1. an electrolyte analyzer, include sample introduction cup, by the titer container that titer draw-off pump is connected with the entrance point conducting of described sample introduction cup, the electrode box be connected with the endpiece conducting of described sample introduction cup, the sampling pump be connected with described electrode box conducting and waste fluid container, ion-selective electrode measurement components is provided with in described electrode box, it is characterized in that, the endpiece of described sample introduction cup is directly connected to the entrance point of described electrode box by conduit, described sampling pump is by the endpiece of tubes connection to described electrode box, and detector of liquid is provided with on the pipeline between the endpiece and sampling pump of described electrode box.

2. electrolyte analyzer as claimed in claim 1, it is characterized in that, described detector of liquid is arranged on the pipeline of the exit position of described electrode box.

3. electrolyte analyzer as claimed in claim 1 or 2, it is characterized in that, described titer draw-off pump and sampling pump are located on same level line side by side.

4. electrolyte analyzer as claimed in claim 3, is characterized in that, described electrode box is located at above described titer draw-off pump side by side and sampling pump.
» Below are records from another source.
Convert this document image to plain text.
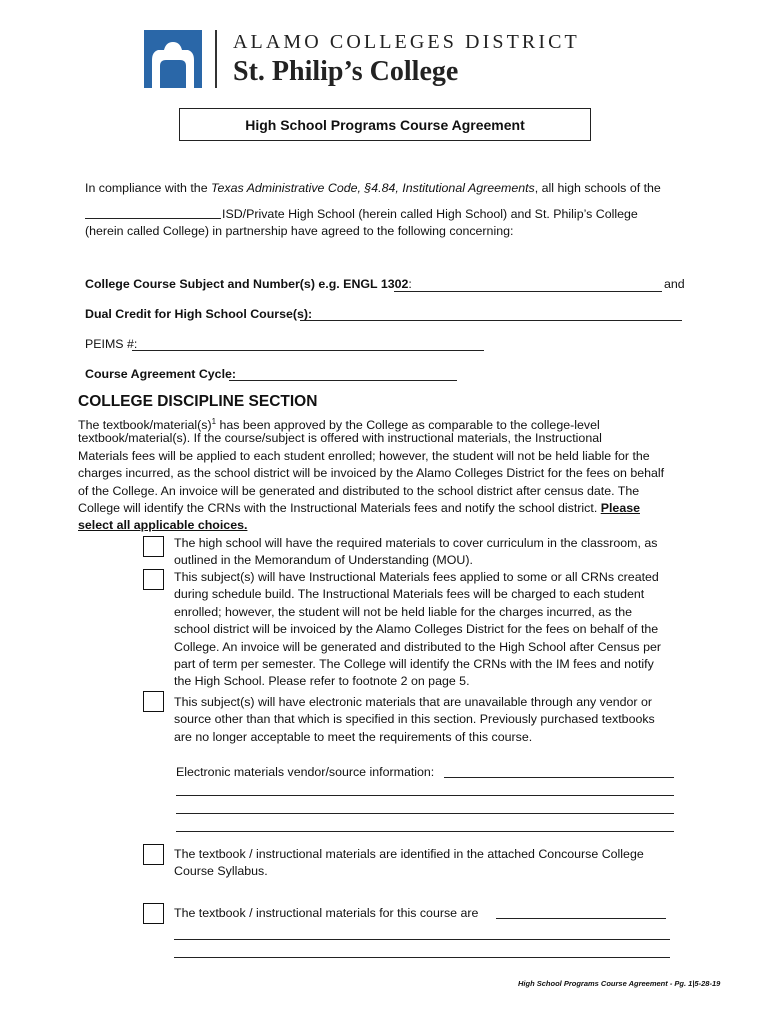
ALAMO COLLEGES DISTRICT
St. Philip’s College
High School Programs Course Agreement
In compliance with the Texas Administrative Code, §4.84, Institutional Agreements, all high schools of the
ISD/Private High School (herein called High School) and St. Philip’s College
(herein called College) in partnership have agreed to the following concerning:
College Course Subject and Number(s) e.g. ENGL 1302:	and
Dual Credit for High School Course(s):
PEIMS #:
Course Agreement Cycle:
COLLEGE DISCIPLINE SECTION
The textbook/$material(s)^1$ has been approved by the College as comparable to the college-level
textbook/material(s). If the course/subject is offered with instructional materials, the Instructional
Materials fees will be applied to each student enrolled; however, the student will not be held liable for the
charges incurred, as the school district will be invoiced by the Alamo Colleges District for the fees on behalf
of the College. An invoice will be generated and distributed to the school district after census date. The
College will identify the CRNs with the Instructional Materials fees and notify the school district. Please
select all applicable choices.
The high school will have the required materials to cover curriculum in the classroom, as
outlined in the Memorandum of Understanding (MOU).
This subject(s) will have Instructional Materials fees applied to some or all CRNs created
during schedule build. The Instructional Materials fees will be charged to each student
enrolled; however, the student will not be held liable for the charges incurred, as the
school district will be invoiced by the Alamo Colleges District for the fees on behalf of the
College. An invoice will be generated and distributed to the High School after Census per
part of term per semester. The College will identify the CRNs with the IM fees and notify
the High School. Please refer to footnote 2 on page 5.
This subject(s) will have electronic materials that are unavailable through any vendor or
source other than that which is specified in this section. Previously purchased textbooks
are no longer acceptable to meet the requirements of this course.
Electronic materials vendor/source information:
The textbook / instructional materials are identified in the attached Concourse College
Course Syllabus.
The textbook / instructional materials for this course are
High School Programs Course Agreement - Pg. 1|5-28-19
5. electrolyte analyzer as claimed in claim 4, it is characterized in that, described titer container includes the first titer container and the second titer container, described titer draw-off pump include the first titer draw-off pump and the second titer draw-off pump accordingly.

6. electrolyte analyzer as claimed in claim 5, it is characterized in that, described first titer container, the second titer container, waste fluid container are arranged side by side in the same horizontal line, and are connected with described first titer draw-off pump, the second titer draw-off pump, sampling pump respectively by curvilinear conduit.

7. electrolyte analyzer as claimed in claim 6, it is characterized in that, the bottom of described sample introduction cup is inverted cone-shaped structure, and the endpiece of sample introduction cup is located at the bottom of described back taper, and the upper water mean place of described back taper and the upper water mean place of described electrode box concordant.

8. electrolyte analyzer as claimed in claim 7, is characterized in that, be also provided with data acquisition circuit in described electrode box.

9. electrolyte analyzer as claimed in claim 8, it is characterized in that, described data acquisition circuit includes the signal amplification circuit, filtering circuit and the A/D convertor circuit that are electrically connected successively.

10. a biological chemistry in-vitro diagnosis equipment, includes electrolyte analysis module, it is characterized in that, described electrolyte analysis module is electrolyte analyzer as claimed in any one of claims 1-9 wherein.